In our study, subgroup analysis of patients with severe CAP did not show any beneficial effect for CoQ₁₀, also, the absolute numbers of patients who needed mechanical ventilation was low and clinical cure in day 14 was better in trial group patients with severe CAP. Alleviation of symptoms, shorter length of stay, and reduction of intravenous antibiotic therapy are also important clinical goals in the treatment of patients with CAP. In this study, patients had no side effects. No absolute contraindications are known for CoQ₁₀, however, reliable information about its use in pregnant or breastfeeding mothers or young children is not available. In general, manufacturers have recommended doses of CoQ₁₀ ranging from 22 to 400 mg. Adverse effects with CoQ10 are rare. On average, mild gastrointestinal discomfort is reported in less than 1% of patients in clinical trials (38). Potential interactions with warfarin causing decreased international normalized ratio (INR) have been reported in case studies. However, a prospective placebo controlled trial of 24 stable patients taking warfarin and 100 mg of CoQ₁₀ over four weeks, showed no significant change in prothrombin time and INR levels (39). Because CoQ₁₀ has potentially hypoglycemic and hypotensive effects, close monitoring of the patients is advised during its simultaneous use with other anti-diabetic medications. In our study, no side effects were seen and CoQ₁₀ was well tolerated by the patients. We concluded that adjuvant CoQ₁₀ in elderly patients with CAP hastens symptom resolution and shortens the duration of treatment with antibiotics. CoQ₁₀ is a valuable adjuvant therapy due to its antioxidant effect, regulation of cell membrane channels, and beneficial effects on cellular bio-energy mechanisms. It may reduce cost of the treatment, lower morbidity, and finally improve the quality of life. Nevertheless, pharmacokinetic, pharmacodynamics, dosing, and clinical application of CoQ₁₀ require further investigation. Although CoQ₁₀ improves community-acquired pneumonia in elderly and its beneficial role is well established, especially on the ‘quality of life’ and reduction in length of hospitalizations, its benefits regarding mortality is not clearly seen.

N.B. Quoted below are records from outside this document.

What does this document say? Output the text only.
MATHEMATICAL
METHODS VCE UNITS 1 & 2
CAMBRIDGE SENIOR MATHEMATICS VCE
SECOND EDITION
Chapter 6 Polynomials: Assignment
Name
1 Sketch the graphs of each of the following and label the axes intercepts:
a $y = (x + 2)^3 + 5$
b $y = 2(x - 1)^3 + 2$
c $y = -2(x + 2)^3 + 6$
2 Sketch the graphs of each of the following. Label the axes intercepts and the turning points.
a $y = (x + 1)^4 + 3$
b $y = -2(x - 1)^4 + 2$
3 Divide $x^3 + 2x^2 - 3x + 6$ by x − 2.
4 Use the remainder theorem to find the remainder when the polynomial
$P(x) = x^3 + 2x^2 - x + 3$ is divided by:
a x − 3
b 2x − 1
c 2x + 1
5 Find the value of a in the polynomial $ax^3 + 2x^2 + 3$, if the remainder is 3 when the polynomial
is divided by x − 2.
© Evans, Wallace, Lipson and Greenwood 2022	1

Also, its favorable effects have been observed in elderly patients of CAP with co-morbidity of cardiovascular diseases, diabetes mellitus, COPD, and neurological diseases.

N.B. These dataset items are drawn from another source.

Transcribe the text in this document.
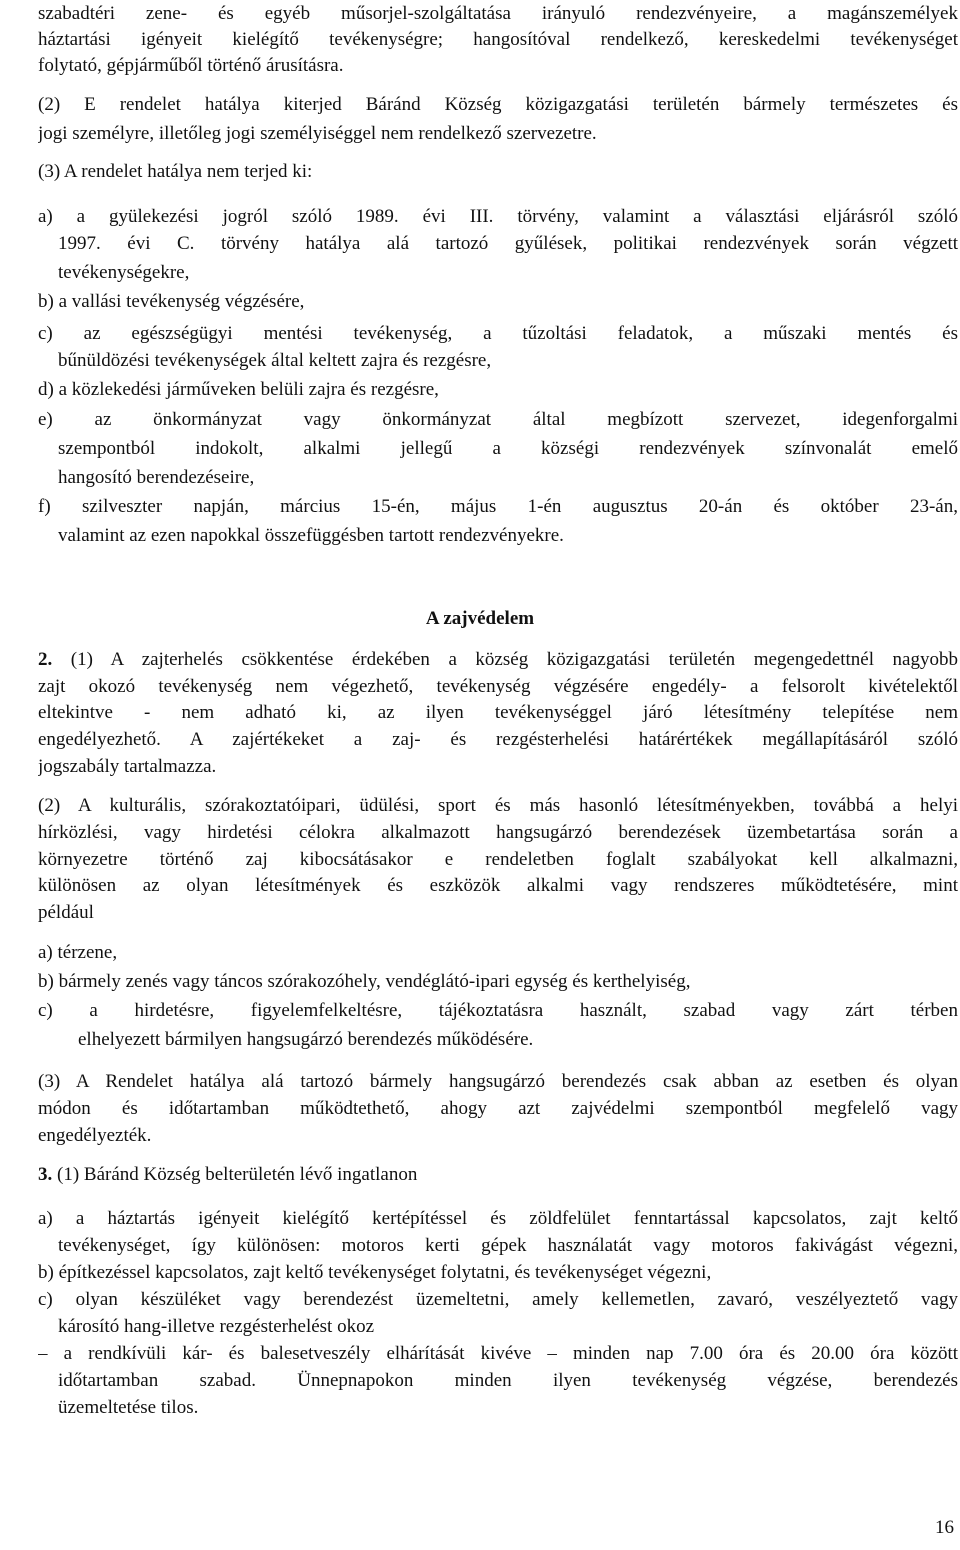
szabadtéri zene- és egyéb műsorjel-szolgáltatása irányuló rendezvényeire, a magánszemélyek
háztartási igényeit kielégítő tevékenységre; hangosítóval rendelkező, kereskedelmi tevékenységet
folytató, gépjárműből történő árusításra.
(2) E rendelet hatálya kiterjed Báránd Község közigazgatási területén bármely természetes és
jogi személyre, illetőleg jogi személyiséggel nem rendelkező szervezetre.
(3) A rendelet hatálya nem terjed ki:
a) a gyülekezési jogról szóló 1989. évi III. törvény, valamint a választási eljárásról szóló
1997. évi C. törvény hatálya alá tartozó gyűlések, politikai rendezvények során végzett
tevékenységekre,
b) a vallási tevékenység végzésére,
c) az egészségügyi mentési tevékenység, a tűzoltási feladatok, a műszaki mentés és
bűnüldözési tevékenységek által keltett zajra és rezgésre,
d) a közlekedési járműveken belüli zajra és rezgésre,
e) az önkormányzat vagy önkormányzat által megbízott szervezet, idegenforgalmi
szempontból indokolt, alkalmi jellegű a községi rendezvények színvonalát emelő
hangosító berendezéseire,
f) szilveszter napján, március 15-én, május 1-én augusztus 20-án és október 23-án,
valamint az ezen napokkal összefüggésben tartott rendezvényekre.
A zajvédelem
2. (1) A zajterhelés csökkentése érdekében a község közigazgatási területén megengedettnél nagyobb
zajt okozó tevékenység nem végezhető, tevékenység végzésére engedély- a felsorolt kivételektől
eltekintve - nem adható ki, az ilyen tevékenységgel járó létesítmény telepítése nem
engedélyezhető. A zajértékeket a zaj- és rezgésterhelési határértékek megállapításáról szóló
jogszabály tartalmazza.
(2) A kulturális, szórakoztatóipari, üdülési, sport és más hasonló létesítményekben, továbbá a helyi
hírközlési, vagy hirdetési célokra alkalmazott hangsugárzó berendezések üzembetartása során a
környezetre történő zaj kibocsátásakor e rendeletben foglalt szabályokat kell alkalmazni,
különösen az olyan létesítmények és eszközök alkalmi vagy rendszeres működtetésére, mint
például
a) térzene,
b) bármely zenés vagy táncos szórakozóhely, vendéglátó-ipari egység és kerthelyiség,
c) a hirdetésre, figyelemfelkeltésre, tájékoztatásra használt, szabad vagy zárt térben
elhelyezett bármilyen hangsugárzó berendezés működésére.
(3) A Rendelet hatálya alá tartozó bármely hangsugárzó berendezés csak abban az esetben és olyan
módon és időtartamban működtethető, ahogy azt zajvédelmi szempontból megfelelő vagy
engedélyezték.
3. (1) Báránd Község belterületén lévő ingatlanon
a) a háztartás igényeit kielégítő kertépítéssel és zöldfelület fenntartással kapcsolatos, zajt keltő
tevékenységet, így különösen: motoros kerti gépek használatát vagy motoros fakivágást végezni,
b) építkezéssel kapcsolatos, zajt keltő tevékenységet folytatni, és tevékenységet végezni,
c) olyan készüléket vagy berendezést üzemeltetni, amely kellemetlen, zavaró, veszélyeztető vagy
károsító hang-illetve rezgésterhelést okoz
– a rendkívüli kár- és balesetveszély elhárítását kivéve – minden nap 7.00 óra és 20.00 óra között
időtartamban szabad. Ünnepnapokon minden ilyen tevékenység végzése, berendezés
üzemeltetése tilos.
16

The present study has a potential limitation. The prevalence of CoQ₁₀ deficiency in our study population was not directly assessed. In addition, bacterial pathogens (other than by Gram stain ones) were not identified; therefore, the effect of specific bacterial pathogens on the treatment effect of CoQ₁₀ could not be explored. Taking clinical cure as the primary outcome is a subjective parameter, prone to bias. But in our opinion, this parameter reflects daily clinical practice and because of the randomized design, the introduction of bias was minimized. Finally, we used CoQ₁₀ twice daily, for practical reasons, which may not be sufficient for establishing effective serum levels during 24 hours, although the limited sample size and short duration of the trial enforce the need for further research in this regard. CoQ₁₀ administration may lead to a new era of cellular and biochemical treatment and complementing the existing approach of treating CAP in elderly patients.